OUR AMERICAN RESOURCES, AND FOREIGN ALLIES.

"Let observation, with extensive view,

Survey mankind from China to Peru."

The amount of game and fish which our great country and extent of sea-coast give us, the variety of climate from Florida to Maine, from San Francisco to Boston, which the remarkable net-work of our railway communication allows us to enjoy,—all this makes the American market in any great city almost fabulously profuse. Then our steamships bring us fresh artichokes from Algiers in mid-winter, and figs from the Mediterranean, while the remarkable climate of California gives us four crops of delicate fruits a year.

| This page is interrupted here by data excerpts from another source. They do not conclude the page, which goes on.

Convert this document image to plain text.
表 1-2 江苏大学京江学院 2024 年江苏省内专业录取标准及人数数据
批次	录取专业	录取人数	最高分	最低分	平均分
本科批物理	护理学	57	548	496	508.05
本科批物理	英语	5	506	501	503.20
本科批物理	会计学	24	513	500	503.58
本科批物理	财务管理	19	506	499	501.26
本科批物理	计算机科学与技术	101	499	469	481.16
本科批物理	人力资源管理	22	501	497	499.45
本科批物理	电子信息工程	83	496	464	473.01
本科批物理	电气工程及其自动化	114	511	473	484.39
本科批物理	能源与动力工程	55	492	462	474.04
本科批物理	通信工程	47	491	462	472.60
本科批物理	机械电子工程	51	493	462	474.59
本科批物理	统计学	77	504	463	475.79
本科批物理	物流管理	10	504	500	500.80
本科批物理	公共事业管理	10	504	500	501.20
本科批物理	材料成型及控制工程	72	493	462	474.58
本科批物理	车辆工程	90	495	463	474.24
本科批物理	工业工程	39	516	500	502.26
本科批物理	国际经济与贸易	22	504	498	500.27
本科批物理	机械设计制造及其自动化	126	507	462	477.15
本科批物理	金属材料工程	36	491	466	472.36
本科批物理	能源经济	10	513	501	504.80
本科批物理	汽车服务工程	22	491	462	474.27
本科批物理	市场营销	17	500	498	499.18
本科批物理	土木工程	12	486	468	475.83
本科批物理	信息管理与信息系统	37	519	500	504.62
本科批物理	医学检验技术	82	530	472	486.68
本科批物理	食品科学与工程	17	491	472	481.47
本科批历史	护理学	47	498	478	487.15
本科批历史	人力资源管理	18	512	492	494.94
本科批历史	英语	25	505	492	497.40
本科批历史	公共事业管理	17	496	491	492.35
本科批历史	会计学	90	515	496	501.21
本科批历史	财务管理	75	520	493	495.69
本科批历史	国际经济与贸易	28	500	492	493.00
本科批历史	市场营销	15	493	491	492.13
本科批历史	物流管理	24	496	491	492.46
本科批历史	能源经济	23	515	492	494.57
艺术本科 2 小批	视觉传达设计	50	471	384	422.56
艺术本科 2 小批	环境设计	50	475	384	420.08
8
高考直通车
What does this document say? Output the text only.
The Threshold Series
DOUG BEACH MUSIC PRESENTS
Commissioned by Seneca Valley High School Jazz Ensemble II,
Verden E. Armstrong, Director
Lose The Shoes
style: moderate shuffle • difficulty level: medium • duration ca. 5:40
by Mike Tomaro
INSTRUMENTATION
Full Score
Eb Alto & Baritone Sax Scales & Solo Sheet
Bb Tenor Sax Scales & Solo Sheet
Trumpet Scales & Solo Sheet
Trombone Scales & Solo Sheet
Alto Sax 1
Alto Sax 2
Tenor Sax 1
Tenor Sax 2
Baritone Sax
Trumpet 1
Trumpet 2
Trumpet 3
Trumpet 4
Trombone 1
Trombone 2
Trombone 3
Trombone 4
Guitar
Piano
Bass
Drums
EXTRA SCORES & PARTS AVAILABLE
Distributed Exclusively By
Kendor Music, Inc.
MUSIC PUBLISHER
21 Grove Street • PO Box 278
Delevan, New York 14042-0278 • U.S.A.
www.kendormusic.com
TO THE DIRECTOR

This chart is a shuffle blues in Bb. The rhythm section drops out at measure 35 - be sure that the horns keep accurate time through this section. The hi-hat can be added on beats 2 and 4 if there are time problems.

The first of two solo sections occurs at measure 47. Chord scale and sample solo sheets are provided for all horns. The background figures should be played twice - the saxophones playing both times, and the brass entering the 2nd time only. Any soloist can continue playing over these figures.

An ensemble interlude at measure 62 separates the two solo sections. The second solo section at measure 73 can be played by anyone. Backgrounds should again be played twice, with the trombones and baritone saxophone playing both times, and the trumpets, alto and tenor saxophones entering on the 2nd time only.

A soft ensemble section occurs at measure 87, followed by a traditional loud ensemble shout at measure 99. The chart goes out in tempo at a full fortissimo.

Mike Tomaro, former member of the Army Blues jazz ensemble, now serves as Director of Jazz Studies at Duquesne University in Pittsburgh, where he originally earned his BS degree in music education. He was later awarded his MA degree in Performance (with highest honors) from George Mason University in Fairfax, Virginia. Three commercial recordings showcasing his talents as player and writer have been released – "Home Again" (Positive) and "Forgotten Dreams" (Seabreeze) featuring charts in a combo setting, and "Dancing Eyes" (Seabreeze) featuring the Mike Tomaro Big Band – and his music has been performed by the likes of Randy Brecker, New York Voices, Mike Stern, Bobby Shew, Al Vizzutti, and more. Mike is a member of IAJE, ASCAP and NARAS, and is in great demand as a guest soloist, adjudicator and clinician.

There are those, however, who find the fruits of California less finely flavoured than those of the Eastern States. The peaches of the past are almost a lost flavour, even at the North. The peach of Europe is a different and far inferior fruit. It lacks that essential flavour which to the American palate tells of the best of fruits.

It may be well, for the purposes of gastronomical history, to narrate the variety of the larder in the height of the season, of a certain sea-side club-house, a few years ago:

"The season lasted one hundred and eighty days, during which time from eighty thousand to ninety thousand game-birds, and eighteen thousand pounds of fish were consumed, exclusive of domestic poultry, steaks and chops. On busy days twenty-four kinds of fish, all fit for epicures, embracing turbot, Spanish mackerel, sea trout; the various kinds of bass, including that gamest of fish the black bass, bonito from the Gulf of Mexico, the purple mullet, the weakfish, chicken halibut, sole, plaice, the frog, the soft crab from the Chesapeake, were served. Here, packed tier upon tier in glistening ice, were some thirty kinds of birds in the very ecstasy of prime condition, and all ready prepared for the cook. Let us enumerate 'this royal fellowship of game.' There were owls from the North (we might call them by some more enticing name), chicken grouse from Illinois, chicken partridge, Lake Erie black and summer ducks and teal, woodcock, upland plover (by many esteemed as the choicest of morsels), dough-birds, brant, New Jersey millet, godwit, jack curlew, jacksnipe, sandsnipe, rocksnipe, humming-birds daintily served in nut-shells, golden plover, beetle-headed plover, redbreast plover, chicken plover, seckle-bill curlew, summer and winter yellow-legs, reed-birds and rail from Delaware (the latter most highly esteemed in Europe, where it is known as the ortolan), ring-neck snipe, brown backs, grass-bird, and peeps."